Seit einigen Jahren engagieren sich Bruno Jelk und die Air Zermatt ehrenamtlich in Nepal und im Himalajagebiet in der komplexen Bergrettung vor Ort. Berühmt wurde Air-Zermatt-CEO und Helipilot Gerold Biner nicht nur wegen seiner Rettungsflüge auf 4000 m hohe Berge im Wallis, sondern mit der Dok-Serie des Schweizer Fernsehen SRF über die Ausbildung von Piloten und Rettungskräften in Nepal.

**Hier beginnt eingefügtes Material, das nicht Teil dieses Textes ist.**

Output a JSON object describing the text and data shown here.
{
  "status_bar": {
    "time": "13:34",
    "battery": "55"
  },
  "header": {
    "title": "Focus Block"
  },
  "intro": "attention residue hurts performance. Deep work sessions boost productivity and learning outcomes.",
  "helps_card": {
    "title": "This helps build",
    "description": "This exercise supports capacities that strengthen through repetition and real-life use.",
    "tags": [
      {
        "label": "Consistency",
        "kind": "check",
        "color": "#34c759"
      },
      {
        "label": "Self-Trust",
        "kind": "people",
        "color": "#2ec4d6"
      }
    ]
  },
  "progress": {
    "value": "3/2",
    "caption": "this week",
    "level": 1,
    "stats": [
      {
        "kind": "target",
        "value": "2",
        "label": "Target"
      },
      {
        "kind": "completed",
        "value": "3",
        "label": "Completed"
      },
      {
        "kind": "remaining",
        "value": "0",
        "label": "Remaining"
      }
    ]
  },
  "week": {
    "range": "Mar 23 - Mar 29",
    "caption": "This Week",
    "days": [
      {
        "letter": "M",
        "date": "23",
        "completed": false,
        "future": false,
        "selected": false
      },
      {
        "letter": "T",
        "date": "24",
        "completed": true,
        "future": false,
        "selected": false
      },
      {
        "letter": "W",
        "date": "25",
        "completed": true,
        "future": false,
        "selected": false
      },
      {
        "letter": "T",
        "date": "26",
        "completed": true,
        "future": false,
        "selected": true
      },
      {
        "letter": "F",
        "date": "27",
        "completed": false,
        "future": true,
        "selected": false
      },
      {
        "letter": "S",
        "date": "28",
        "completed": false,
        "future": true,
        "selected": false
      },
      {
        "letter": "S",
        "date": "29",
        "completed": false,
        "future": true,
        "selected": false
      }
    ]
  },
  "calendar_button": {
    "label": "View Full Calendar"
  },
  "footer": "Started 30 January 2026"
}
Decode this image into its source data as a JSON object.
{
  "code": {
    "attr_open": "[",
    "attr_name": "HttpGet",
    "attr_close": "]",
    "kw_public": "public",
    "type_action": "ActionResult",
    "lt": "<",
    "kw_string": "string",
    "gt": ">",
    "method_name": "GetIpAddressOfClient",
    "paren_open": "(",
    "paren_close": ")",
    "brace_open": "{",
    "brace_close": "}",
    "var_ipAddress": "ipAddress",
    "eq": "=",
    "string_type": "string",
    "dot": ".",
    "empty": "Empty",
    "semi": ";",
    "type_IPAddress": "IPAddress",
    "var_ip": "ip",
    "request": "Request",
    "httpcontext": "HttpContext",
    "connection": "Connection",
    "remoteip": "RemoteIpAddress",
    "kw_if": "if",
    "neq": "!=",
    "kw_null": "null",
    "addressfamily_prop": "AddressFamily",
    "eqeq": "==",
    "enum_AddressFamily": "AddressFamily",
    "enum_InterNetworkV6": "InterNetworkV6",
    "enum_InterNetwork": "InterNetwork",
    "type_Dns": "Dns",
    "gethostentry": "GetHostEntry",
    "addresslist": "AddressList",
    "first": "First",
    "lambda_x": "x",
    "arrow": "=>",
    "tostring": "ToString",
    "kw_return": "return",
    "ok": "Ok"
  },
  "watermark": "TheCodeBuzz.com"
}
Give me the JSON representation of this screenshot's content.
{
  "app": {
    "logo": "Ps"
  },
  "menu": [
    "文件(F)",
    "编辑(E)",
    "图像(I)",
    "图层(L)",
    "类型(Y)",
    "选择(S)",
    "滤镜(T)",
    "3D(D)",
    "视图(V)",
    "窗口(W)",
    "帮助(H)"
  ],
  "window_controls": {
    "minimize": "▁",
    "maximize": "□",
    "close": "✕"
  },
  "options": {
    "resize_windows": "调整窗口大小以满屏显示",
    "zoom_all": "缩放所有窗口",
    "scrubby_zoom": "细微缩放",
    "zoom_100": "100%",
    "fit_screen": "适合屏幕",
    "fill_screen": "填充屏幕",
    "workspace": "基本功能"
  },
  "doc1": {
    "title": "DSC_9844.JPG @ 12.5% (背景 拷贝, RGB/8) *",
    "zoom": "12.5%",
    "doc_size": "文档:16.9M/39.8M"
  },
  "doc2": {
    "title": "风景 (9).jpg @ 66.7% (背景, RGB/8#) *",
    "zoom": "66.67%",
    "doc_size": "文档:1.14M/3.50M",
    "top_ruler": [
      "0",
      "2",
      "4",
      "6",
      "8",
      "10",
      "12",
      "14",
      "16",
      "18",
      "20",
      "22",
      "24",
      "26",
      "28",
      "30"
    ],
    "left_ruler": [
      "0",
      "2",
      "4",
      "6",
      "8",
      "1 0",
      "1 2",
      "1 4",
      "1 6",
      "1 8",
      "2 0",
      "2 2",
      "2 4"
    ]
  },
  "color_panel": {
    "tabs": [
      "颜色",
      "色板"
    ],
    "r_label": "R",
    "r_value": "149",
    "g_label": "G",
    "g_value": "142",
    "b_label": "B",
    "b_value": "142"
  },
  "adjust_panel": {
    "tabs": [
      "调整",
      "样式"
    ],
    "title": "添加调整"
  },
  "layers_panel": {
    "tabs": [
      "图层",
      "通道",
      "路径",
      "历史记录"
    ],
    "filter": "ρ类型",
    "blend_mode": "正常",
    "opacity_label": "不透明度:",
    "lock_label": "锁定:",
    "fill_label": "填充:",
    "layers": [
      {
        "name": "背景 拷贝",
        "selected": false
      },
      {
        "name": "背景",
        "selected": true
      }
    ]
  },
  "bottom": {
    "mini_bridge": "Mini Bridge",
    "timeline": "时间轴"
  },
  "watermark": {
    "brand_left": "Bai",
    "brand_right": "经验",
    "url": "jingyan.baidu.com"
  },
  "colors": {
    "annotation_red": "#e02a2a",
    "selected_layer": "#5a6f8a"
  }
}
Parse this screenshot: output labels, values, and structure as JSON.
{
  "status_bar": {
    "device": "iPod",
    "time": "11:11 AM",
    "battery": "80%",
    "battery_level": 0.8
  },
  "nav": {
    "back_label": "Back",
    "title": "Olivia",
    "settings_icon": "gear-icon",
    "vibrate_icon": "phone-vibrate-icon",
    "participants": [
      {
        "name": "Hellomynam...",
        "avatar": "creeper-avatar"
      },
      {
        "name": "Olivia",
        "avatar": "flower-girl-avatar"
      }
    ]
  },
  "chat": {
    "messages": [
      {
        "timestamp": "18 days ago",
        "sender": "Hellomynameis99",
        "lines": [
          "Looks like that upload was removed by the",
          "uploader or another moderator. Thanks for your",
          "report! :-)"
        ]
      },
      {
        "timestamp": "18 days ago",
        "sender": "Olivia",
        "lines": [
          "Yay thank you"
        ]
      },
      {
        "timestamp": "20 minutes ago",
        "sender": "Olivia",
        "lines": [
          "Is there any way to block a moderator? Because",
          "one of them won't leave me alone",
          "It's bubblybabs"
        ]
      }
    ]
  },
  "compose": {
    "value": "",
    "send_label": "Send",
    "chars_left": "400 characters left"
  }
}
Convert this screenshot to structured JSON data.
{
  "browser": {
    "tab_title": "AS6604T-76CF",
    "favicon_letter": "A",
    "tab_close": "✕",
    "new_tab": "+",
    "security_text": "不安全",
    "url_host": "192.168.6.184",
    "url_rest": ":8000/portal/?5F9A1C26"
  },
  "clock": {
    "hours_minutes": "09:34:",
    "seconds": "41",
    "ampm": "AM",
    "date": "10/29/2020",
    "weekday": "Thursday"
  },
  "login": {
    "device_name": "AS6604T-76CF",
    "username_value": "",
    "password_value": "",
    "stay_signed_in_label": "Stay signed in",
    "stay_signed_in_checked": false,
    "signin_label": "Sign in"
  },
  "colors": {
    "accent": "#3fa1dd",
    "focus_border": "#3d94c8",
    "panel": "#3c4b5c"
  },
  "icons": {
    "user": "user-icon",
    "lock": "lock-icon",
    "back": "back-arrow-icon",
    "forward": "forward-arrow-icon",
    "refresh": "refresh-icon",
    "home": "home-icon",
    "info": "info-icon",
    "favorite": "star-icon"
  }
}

Ausbildung von Heli-Piloten und Sherpas

Bei den neuen Einsätzen im November 2017 in Nepal werden Bruno Jelk und die Air Zermatt mit CEO/Pilot Gerold Biner weiterhin sozialmedizinische und technische Dienste leisten und die Heli-Piloten sowie Sherpas ausbilden. Bereits konnten zwei Schulhäuser und ein Medizin-Camp eröffnet werden. Es gilt Aufbauarbeit zu leisten, denn die örtliche Rettungscrew wurde durch den Absturz der nepalesischen Bergretter Pilot Sabin Basnyat und Flugretter Purna Awale im November 2010 stark dezimiert. Basnyat und Awale wollten dabei zwei Alpinisten retten, die am Ama Dablam blockiert waren. In Nepal wird die Schweizer Crew vom Helikopter-Unternehmen Simrik Air mit vier Hubschraubern unterstützt.

Bergretter wie Bruno Jelk kennen offenbar keine grösseren Schmerzen, lieber lehren sie künftige Bergsteigende das Abc des Kletterns oder bilden Fachleute in fernen Ländern in der Bergrettung aus. «Von 1980 bis 2014 habe ich als Bergführer, Skilehrer und Rettungschef allein am Matterhorn 860 Rettungen durchgeführt, davon waren 252 Tote zu verzeichnen», sagt Jelk. Eindrücklich sind seine Zahlen bei den Rettungseinsätzen in den Oberwalliser Bergen: Total wurde Jelk über 6970-mal gerufen, davon waren 4288 Personen unverletzt, 1911 verletzt und 774 verstorben. Alle Einsätze wurden notiert, und dabei bildet die Rettung in Gletscherspalten eine zusätzliche Kategorie: 333 verletzte Personen, 212 unverletzte und 74 verstorbene.

Über seine Einsätze verliert Bruno Jelk zu Hause nicht viele Worte, er will seine Frau und die drei erwachsenen Kinder nicht unnötig belasten, wie er sagt. «Rettungen am Berg sind physisch und psychisch äusserst anspruchsvoll. Entweder man hat die Fähigkeit, das Erlebte zu verarbeiten, oder man hat sie nicht. Wenn dir das zu nahegeht, dann musst du aufhören; und bei den Einsätzen geht die Sicherheit für alle immer vor», betont Bruno Jelk und fügt an: «Nach jedem Einsatz gibt es in den Teams ein Debriefing, um alles zu verarbeiten und allfällige Fehler auszumerzen.»